2 de Fevereiro de 2012 / às 12:47 / 6 anos atrás

Morte de 74 pessoas em estádio de futebol causa revolta no Egito

Por Sherine El Madany e Yusri Mohamed

Torcedores dos times Al Ahly e Al Zamalek entoam slogans contra a violência que ocorreu durante uma partida de futebol envolvendo o Al Ahly em Port Said, no Cairo. Setenta e quatro pessoas morreram no confronto entre as tocidas, na quarta-feira. 02/02/2012 REUTERS/Asmaa Waguih

PORT SAID, 2 Fev (Reuters) - Egípcios indignados com a morte de 74 pessoas num estádio de futebol realizaram protestos nesta quinta-feira, enquanto torcedores e políticos acusaram a junta militar do país de negligência.

Jovens bloquearam as ruas próximas à sede da TV estatal e a famosa praça Tahrir, no Cairo, e uma multidão se reuniu na principal estação ferroviária da cidade para receber torcedores que chegavam de Port Said, local da tragédia.

“Abaixo o regime militar”, gritava a multidão ao ver os corpos cobertos sendo retirados dos trens.

Essa foi a pior tragédia na história do futebol egípcio, e o mais letal incidente no país desde a queda do presidente Hosni Mubarak, há um ano.

Pelo menos mil pessoas ficaram feridas na invasão do campo e nas brigas nas arquibancadas ocorridas na quarta-feira à noite, ao final da partida entre Al Masry e Al Ahli. Testemunhas disseram que muitos torcedores morreram prensados em portões trancados do estádio.

Políticos criticaram a escassa presença policial num jogo que já era considerado de alto risco, e alguns acusaram a junta militar de tolerar ou até causar a briga.

O Parlamento realizou uma sessão extraordinária para discutir a violência. A Irmandade Muçulmana, que domina a assembleia, disse que uma mão “invisível” está por trás da tragédia.

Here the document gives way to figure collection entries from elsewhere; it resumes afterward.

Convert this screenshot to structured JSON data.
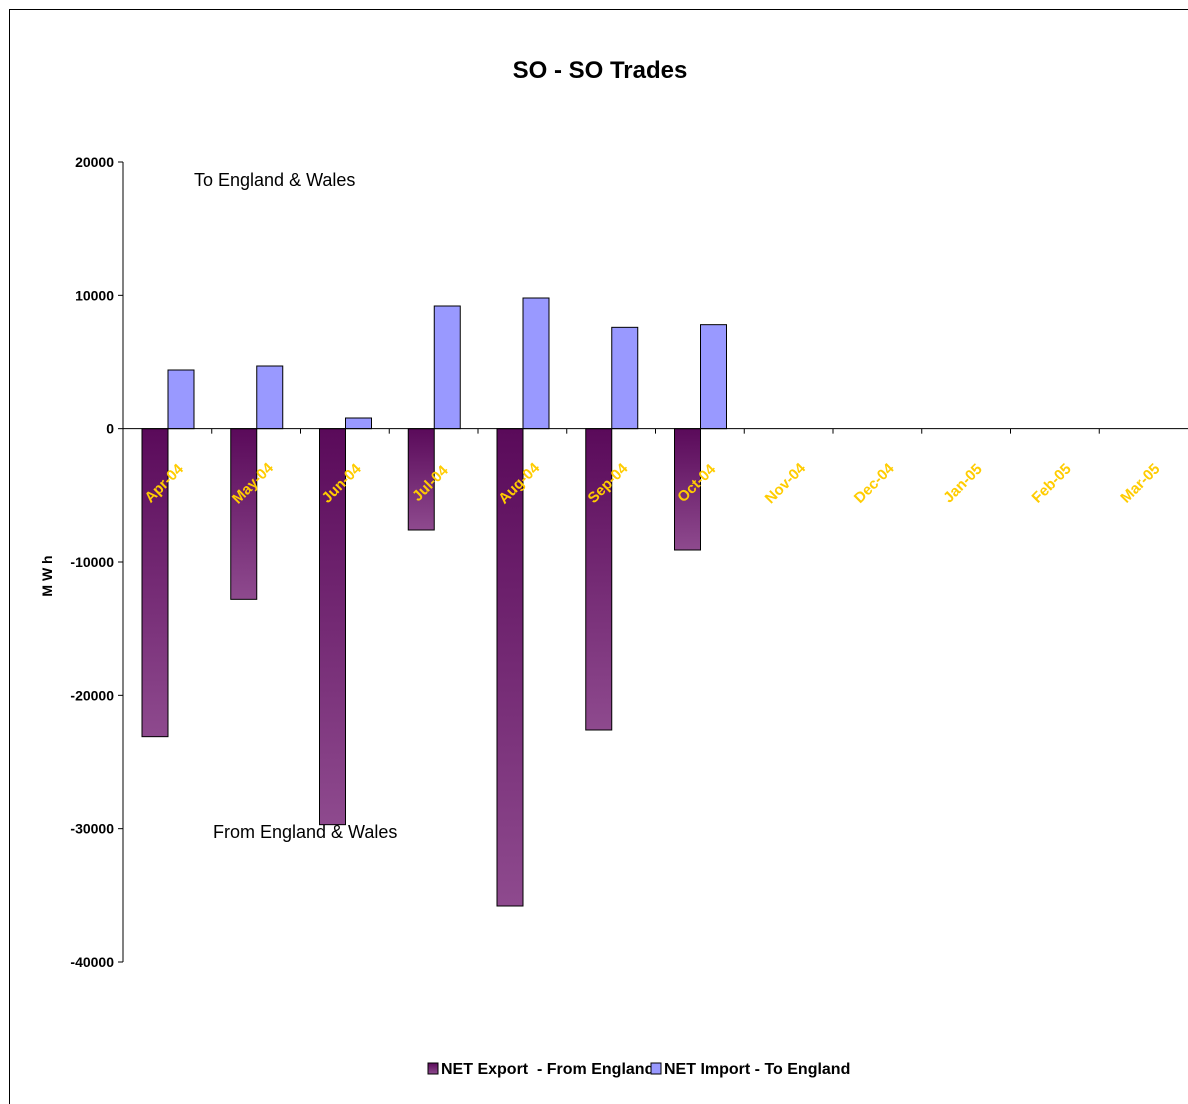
{
  "chart_data": {
    "type": "bar",
    "title": "SO - SO Trades",
    "ylabel": "M W h",
    "xlabel": "",
    "ylim": [
      -40000,
      20000
    ],
    "yticks": [
      20000,
      10000,
      0,
      -10000,
      -20000,
      -30000,
      -40000
    ],
    "grid": false,
    "legend_position": "bottom",
    "categories": [
      "Apr-04",
      "May-04",
      "Jun-04",
      "Jul-04",
      "Aug-04",
      "Sep-04",
      "Oct-04",
      "Nov-04",
      "Dec-04",
      "Jan-05",
      "Feb-05",
      "Mar-05"
    ],
    "series": [
      {
        "name": "NET Export  - From England",
        "color": "#7a2a78",
        "values": [
          -23100,
          -12800,
          -29700,
          -7600,
          -35800,
          -22600,
          -9100,
          null,
          null,
          null,
          null,
          null
        ]
      },
      {
        "name": "NET Import - To England",
        "color": "#9999ff",
        "values": [
          4400,
          4700,
          800,
          9200,
          9800,
          7600,
          7800,
          null,
          null,
          null,
          null,
          null
        ]
      }
    ],
    "annotations": [
      "To England & Wales",
      "From England & Wales"
    ]
  },
  "colors": {
    "tick_label": "#ffcc00",
    "axis": "#000000",
    "export_dark": "#5a0a5a",
    "export_light": "#8e4a8e",
    "import": "#9999ff"
  }
}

Segundo o Ministério do Interior, o tumulto foi provocado por um grupo de torcedores que desejava deliberadamente causar “anarquia, distúrbios e corre-corre”.

Centenas de pessoas se reuniram nos arredores do estádio nesta quinta-feira gritando “Port Said é inocente, isto é uma conspiração”.

Críticos frequentemente acusam o Exército egípcio de semear a discórdia para solapar a transição para um regime civil, que os militares prometem para meados deste ano.

Ativistas convocaram uma passeata para a tarde desta quinta-feira, indo da sede do Al Ahli, no centro do Cairo, até o Ministério do Interior.

“O conselho militar quer provar que o país está se dirigindo para o caos e a destruição. Eles são homens de Mubarak. Estão aplicando a estratégia dele quando ele disse: ‘Escolham entre mim e o caos’”, disse o técnico de laboratório Mahmoud el Naggar, 30, membro da Coalizão da Juventude Revolucionária em Port Said.

O marechal Mohamed Tantawi, chefe da junta militar, concedeu uma rara entrevista telefônica ao canal de TV pertencente ao Al Ahli, prometendo identificar os culpados pela tragédia. O Exército anunciou três dias de luto oficial.

“Lamento profundamente o que aconteceu na partida de futebol em Port Said. Ofereço minhas condolências às famílias das vítimas”, afirmou Tantawi em declarações transmitidas pela TV estatal.

Mas isso não aplacou a ira dos torcedores. “O povo quer a execução do marechal”, gritava a multidão na estação ferroviária do Cairo. “Vamos assegurar os direitos deles, ou morreremos como eles.”